Candidates for Town Justice
Robert Rich (Dem)
Bob Rich is a life-long Ulster County resident and an award-winning, AV-rated attorney with 25 years experience working first as a New York State Supreme Court law clerk and then in private practice as a trial attorney.
In 2012, Bob was rated among the top 1% of trial counsel in New York by Medical Malpractice Lawyers. This fall, he was designated as one of the top area attorneys by Hudson Valley Magazine and Super Lawyers Magazine. Bob has served on the NPCSD Board of Education and the Kingston Hospital Board of Trustees. He is currently on the NPCSD Foundation, a charitable organization he helped create, the NPHS Scholarship Committee and is also a proud member of the Poughkeepsie New Yorkers Barbershop Chorus.
Bob lives with his wife, Dawn, and their two daughters in Gardiner. He would be honored to have the opportunity to serve his community as Gardiner Town Justice.
Carmine Mele (Rep)
I have lived in the town of Gardiner for over 40 years and the first time I was in the current town hall it was my kindergarten classroom. After finishing college and law school, my wife, Janet, and I started our own family here. Our three teenage daughters attend the New Paltz Schools.

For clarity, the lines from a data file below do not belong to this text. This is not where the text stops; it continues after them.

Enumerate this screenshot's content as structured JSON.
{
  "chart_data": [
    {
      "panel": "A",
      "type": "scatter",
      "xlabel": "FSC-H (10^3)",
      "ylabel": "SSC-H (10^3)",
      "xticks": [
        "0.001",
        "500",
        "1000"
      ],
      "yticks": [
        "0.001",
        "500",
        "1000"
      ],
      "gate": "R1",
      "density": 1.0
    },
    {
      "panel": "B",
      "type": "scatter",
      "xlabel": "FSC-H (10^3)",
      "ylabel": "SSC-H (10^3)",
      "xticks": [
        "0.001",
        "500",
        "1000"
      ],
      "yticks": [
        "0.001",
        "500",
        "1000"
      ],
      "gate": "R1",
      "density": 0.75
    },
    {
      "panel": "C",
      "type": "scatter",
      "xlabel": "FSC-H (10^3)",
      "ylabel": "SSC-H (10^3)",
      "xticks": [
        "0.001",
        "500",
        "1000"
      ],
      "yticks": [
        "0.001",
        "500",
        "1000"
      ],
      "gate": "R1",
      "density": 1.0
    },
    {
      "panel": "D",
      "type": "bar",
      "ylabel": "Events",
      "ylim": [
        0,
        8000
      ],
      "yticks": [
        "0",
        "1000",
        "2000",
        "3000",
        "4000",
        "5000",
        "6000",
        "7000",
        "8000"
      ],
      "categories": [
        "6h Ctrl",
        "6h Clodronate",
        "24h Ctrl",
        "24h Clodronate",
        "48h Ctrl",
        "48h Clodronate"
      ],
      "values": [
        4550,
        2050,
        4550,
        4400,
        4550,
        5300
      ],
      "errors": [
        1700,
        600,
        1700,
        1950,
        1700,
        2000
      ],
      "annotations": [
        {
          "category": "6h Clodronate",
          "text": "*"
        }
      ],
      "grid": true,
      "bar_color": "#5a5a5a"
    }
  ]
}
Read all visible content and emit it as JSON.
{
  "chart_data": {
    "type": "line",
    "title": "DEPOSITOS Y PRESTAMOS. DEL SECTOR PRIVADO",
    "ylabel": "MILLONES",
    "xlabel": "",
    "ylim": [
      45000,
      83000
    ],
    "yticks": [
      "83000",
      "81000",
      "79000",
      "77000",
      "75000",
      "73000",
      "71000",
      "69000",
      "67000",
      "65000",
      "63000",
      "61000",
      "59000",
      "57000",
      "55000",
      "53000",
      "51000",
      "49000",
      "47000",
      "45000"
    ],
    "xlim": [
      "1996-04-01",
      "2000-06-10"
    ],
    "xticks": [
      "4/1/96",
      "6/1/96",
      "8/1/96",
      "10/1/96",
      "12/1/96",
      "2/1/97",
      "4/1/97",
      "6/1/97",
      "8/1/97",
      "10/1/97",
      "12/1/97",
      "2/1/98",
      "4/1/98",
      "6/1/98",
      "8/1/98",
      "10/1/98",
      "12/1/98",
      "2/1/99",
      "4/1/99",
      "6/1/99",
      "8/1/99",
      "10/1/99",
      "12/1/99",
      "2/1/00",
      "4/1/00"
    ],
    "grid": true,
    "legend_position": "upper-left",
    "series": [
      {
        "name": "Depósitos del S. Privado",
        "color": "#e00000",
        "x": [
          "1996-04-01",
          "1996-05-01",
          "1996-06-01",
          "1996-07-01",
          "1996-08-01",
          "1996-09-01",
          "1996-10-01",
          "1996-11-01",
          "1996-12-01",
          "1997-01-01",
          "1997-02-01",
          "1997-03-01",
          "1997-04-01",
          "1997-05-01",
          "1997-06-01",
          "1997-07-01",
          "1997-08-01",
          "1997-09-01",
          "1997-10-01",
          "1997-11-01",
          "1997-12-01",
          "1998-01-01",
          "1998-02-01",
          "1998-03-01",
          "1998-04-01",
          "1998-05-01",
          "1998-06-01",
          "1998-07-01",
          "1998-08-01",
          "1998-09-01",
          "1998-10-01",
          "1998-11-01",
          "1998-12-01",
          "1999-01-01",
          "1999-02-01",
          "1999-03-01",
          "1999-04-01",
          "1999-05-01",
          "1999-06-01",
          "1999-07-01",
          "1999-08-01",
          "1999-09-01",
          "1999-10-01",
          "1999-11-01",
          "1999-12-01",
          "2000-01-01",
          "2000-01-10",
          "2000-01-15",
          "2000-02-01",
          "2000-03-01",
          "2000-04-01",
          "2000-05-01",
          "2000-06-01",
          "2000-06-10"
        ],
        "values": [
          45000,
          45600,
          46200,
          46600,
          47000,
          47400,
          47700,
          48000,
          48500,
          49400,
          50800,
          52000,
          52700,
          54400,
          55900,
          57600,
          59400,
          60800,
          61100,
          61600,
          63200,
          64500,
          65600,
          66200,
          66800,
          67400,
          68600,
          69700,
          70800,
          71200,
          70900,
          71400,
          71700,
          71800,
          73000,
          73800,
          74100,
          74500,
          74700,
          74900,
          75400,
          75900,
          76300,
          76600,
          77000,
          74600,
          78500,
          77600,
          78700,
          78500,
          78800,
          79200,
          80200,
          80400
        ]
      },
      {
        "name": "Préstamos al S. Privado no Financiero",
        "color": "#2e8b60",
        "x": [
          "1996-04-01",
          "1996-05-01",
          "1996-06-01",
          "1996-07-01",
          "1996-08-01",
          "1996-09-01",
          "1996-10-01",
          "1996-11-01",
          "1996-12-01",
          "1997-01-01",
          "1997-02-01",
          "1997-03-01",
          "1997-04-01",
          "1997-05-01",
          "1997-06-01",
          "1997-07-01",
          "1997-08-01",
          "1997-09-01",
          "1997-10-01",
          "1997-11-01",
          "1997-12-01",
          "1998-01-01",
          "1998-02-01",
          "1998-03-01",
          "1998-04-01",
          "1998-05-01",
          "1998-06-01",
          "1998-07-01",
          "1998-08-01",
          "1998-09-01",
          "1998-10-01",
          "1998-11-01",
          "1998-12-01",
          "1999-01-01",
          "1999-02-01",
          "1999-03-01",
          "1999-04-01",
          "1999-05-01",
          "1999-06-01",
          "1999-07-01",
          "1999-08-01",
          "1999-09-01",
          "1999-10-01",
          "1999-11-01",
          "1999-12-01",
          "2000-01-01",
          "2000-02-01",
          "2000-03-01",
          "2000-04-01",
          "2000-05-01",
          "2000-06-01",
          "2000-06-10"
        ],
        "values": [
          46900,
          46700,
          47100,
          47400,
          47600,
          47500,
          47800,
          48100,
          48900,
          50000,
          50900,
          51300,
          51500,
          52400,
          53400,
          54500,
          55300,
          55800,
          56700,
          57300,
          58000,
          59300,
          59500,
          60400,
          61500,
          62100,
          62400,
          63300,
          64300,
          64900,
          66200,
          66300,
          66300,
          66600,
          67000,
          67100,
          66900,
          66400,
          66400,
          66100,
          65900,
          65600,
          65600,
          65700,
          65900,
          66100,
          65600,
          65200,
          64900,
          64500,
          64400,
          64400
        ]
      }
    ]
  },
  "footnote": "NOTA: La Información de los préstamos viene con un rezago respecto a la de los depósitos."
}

I started my town service on the Planning Board, where I was a member for 12 years, several of them as Chairman. For the last 4 years, I have been a member of Town Board. In both roles I have been instrumental in bringing divergent views together to move forward by being thoughtful, open minded and objective towards the best overall solution. Based upon my proven commitment to Gardiner and its people, my objectivity, and my focus on the issue at hand, I ask for your support to be your next Town Justice.